Immigration has become an emotional issue for millions of Americans, and the political class in both parties has shown itself completely tone-deaf to the concerns of regular citizens. When those citizens happen to have lost family or friends at the hands of illegal immigrants, what’s already a burning issue becomes radioactive.
The following is an example of the power of what Donald Trump has tapped into with this issue.
Maureen Maloney’s son, Matthew Denice, was killed by a drunk driver in Milford, Massachusetts, in 2011. His motorcycle was struck by a pick-up truck, after which Denice was caught against the truck’s wheel well and dragged for 1/4 mile. He was alive most of that time.

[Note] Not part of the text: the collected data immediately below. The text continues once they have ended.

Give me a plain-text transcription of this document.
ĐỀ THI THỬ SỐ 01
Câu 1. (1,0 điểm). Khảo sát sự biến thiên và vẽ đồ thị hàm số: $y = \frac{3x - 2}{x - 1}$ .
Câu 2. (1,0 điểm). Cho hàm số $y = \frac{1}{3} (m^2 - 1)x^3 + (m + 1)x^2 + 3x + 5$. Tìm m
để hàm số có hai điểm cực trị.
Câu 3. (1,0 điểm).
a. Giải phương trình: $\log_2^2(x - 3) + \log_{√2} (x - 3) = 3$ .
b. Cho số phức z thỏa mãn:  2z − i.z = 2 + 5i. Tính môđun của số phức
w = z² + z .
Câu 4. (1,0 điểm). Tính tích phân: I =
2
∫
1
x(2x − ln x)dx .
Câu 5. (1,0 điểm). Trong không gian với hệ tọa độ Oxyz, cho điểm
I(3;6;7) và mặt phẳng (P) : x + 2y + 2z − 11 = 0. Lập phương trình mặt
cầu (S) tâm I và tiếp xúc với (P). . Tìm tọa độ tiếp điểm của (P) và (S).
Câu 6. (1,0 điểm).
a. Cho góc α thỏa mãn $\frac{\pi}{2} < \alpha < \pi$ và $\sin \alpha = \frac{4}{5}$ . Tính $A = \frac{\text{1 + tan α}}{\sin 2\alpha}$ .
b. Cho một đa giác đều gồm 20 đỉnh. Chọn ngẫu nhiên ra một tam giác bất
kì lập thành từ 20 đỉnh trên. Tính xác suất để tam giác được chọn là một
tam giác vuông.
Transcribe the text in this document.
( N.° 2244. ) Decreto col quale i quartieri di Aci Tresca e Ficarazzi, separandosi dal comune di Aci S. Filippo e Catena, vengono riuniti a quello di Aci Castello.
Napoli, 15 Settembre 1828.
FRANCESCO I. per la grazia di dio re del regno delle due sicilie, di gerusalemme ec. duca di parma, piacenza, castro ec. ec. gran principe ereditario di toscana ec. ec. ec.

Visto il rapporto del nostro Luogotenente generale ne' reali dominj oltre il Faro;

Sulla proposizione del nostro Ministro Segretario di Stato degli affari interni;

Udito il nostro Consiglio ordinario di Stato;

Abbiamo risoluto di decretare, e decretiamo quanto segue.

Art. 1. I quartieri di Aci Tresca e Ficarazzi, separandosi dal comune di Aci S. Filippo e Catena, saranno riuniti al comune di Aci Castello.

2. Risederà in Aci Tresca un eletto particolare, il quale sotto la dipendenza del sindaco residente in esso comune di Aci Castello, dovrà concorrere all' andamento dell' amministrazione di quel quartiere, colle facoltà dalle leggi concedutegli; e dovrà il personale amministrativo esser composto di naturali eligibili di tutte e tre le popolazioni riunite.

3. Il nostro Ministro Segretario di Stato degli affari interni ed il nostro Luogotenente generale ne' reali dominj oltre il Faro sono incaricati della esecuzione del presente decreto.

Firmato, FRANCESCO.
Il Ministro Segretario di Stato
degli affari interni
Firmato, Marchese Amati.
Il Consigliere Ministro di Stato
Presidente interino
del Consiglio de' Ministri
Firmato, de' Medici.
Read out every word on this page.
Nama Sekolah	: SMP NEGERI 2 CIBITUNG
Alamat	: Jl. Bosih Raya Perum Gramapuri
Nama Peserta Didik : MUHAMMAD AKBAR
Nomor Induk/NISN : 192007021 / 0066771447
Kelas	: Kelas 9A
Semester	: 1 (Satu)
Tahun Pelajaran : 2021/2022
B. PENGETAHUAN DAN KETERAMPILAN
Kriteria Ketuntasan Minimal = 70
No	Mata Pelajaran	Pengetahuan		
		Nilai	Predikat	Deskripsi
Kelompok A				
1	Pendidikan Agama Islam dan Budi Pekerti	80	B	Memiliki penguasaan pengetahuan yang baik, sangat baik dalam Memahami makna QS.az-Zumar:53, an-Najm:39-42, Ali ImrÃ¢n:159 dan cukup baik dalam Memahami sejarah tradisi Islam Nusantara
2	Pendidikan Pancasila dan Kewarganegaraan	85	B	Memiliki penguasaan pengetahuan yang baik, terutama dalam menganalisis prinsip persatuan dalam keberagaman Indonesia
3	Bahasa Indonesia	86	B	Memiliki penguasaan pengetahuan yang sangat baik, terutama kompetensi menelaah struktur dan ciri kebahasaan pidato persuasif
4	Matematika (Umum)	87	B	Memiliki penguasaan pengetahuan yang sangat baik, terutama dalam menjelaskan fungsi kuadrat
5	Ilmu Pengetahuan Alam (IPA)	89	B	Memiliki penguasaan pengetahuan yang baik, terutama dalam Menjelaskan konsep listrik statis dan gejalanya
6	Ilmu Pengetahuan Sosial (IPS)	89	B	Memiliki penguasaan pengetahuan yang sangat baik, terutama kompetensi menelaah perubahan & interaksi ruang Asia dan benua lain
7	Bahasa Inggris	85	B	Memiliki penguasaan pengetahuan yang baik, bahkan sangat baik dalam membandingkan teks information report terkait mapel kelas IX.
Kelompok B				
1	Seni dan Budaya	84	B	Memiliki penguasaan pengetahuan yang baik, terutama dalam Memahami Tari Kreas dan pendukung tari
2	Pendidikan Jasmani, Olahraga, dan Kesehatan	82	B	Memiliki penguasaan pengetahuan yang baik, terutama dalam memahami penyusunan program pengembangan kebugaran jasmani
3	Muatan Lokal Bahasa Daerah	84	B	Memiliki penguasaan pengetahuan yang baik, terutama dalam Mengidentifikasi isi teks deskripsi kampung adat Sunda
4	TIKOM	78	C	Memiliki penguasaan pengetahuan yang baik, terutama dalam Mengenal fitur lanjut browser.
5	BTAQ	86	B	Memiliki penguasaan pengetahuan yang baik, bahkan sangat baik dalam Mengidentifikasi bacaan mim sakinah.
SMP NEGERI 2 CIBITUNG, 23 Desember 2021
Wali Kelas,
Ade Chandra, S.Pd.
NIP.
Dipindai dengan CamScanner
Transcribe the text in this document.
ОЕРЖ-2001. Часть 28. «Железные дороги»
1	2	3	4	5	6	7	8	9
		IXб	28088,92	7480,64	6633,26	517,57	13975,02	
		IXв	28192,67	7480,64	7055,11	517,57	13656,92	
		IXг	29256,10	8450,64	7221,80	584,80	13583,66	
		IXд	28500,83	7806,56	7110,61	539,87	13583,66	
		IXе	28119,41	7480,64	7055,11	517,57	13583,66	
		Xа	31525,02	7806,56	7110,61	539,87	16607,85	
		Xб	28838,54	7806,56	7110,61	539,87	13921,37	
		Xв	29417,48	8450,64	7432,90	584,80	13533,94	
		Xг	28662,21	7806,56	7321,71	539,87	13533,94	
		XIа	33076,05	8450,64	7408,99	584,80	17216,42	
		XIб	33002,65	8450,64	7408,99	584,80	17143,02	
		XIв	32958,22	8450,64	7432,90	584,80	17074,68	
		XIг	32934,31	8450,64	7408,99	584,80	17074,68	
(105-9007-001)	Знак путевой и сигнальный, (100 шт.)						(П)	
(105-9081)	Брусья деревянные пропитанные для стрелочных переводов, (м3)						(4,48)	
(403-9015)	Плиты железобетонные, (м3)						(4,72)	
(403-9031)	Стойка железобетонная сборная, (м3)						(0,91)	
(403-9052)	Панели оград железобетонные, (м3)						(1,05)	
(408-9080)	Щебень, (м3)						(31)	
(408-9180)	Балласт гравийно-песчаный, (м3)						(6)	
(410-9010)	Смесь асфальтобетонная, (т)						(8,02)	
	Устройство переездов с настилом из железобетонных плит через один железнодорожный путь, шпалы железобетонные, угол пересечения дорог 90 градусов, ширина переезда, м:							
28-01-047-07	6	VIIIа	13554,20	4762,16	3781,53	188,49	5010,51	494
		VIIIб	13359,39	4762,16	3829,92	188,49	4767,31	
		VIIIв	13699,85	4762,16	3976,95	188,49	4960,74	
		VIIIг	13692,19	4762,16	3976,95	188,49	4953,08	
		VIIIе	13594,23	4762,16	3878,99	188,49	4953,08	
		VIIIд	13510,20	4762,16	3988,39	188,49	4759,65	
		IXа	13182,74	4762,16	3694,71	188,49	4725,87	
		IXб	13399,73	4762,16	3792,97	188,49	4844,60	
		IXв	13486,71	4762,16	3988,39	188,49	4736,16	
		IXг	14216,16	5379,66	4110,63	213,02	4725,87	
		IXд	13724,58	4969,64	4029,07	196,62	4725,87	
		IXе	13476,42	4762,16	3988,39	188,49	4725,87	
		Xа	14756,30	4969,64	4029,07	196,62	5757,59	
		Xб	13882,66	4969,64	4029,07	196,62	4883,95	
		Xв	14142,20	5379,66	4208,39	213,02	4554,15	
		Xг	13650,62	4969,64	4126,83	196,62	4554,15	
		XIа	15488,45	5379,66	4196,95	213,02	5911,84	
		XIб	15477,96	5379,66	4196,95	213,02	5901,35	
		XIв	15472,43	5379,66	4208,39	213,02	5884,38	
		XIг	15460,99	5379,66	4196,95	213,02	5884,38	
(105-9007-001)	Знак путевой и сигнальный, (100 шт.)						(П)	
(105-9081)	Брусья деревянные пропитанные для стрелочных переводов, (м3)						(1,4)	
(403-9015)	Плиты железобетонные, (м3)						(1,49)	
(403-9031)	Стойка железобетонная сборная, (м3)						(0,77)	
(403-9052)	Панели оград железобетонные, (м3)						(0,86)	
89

Maloney still grieves the loss of her son, but what she says is even worse is the number of politicians who seek to compound the problem that led to Matthew’s death: illegal immigration.
The driver who struck Matthew, Nicolas Guaman, was in the United States illegally.
The politics of the Matthew Denice tragedy get hotter and hotter as the grieving mother looks for answers in the GOP primary.
“Rubio is betraying us, absolutely. I don’t trust him. I have no use for [Rubio], he was part of the Gang of Eight bill.
Even Ted Cruz has a way for people who are here illegally to end up staying here, like a path to legalization that’s not citizenship.”
A bit of inconsistency here; Cruz would argue that he never favored a path to legalization other than as a part of a “poison-pill amendment” to Rubio’s Gang of 8 bill that was intended to smoke out the fact Democrats were really after citizenship, and the accusation he was in favor of legalization came primarily from Rubio, who Mrs. Maloney says she doesn’t trust.
Be that as it may, her comments on John Kasich and his pledge to institute “comprehensive immigration reform” within his first 100 days as president resonate loudly…
“Let him come visit me and let me take him to my son’s grave. My son was a college graduate. He graduated college just three months before he was killed. He worked going through college, worked part time to help pay for his tuition, he graduated debt-free because he helped pay for his tuition.
And he had just got his first real job and he was killed. He was killed by somebody who had a criminal record and who had drunk a case of beer earlier in the day.
So, let [Kasich] come meet with us family members, and let him come visit the graves of our children and then let me see what he thinks about it. Because I don’t know how anybody with any kind of heart or compassion could make that decision.”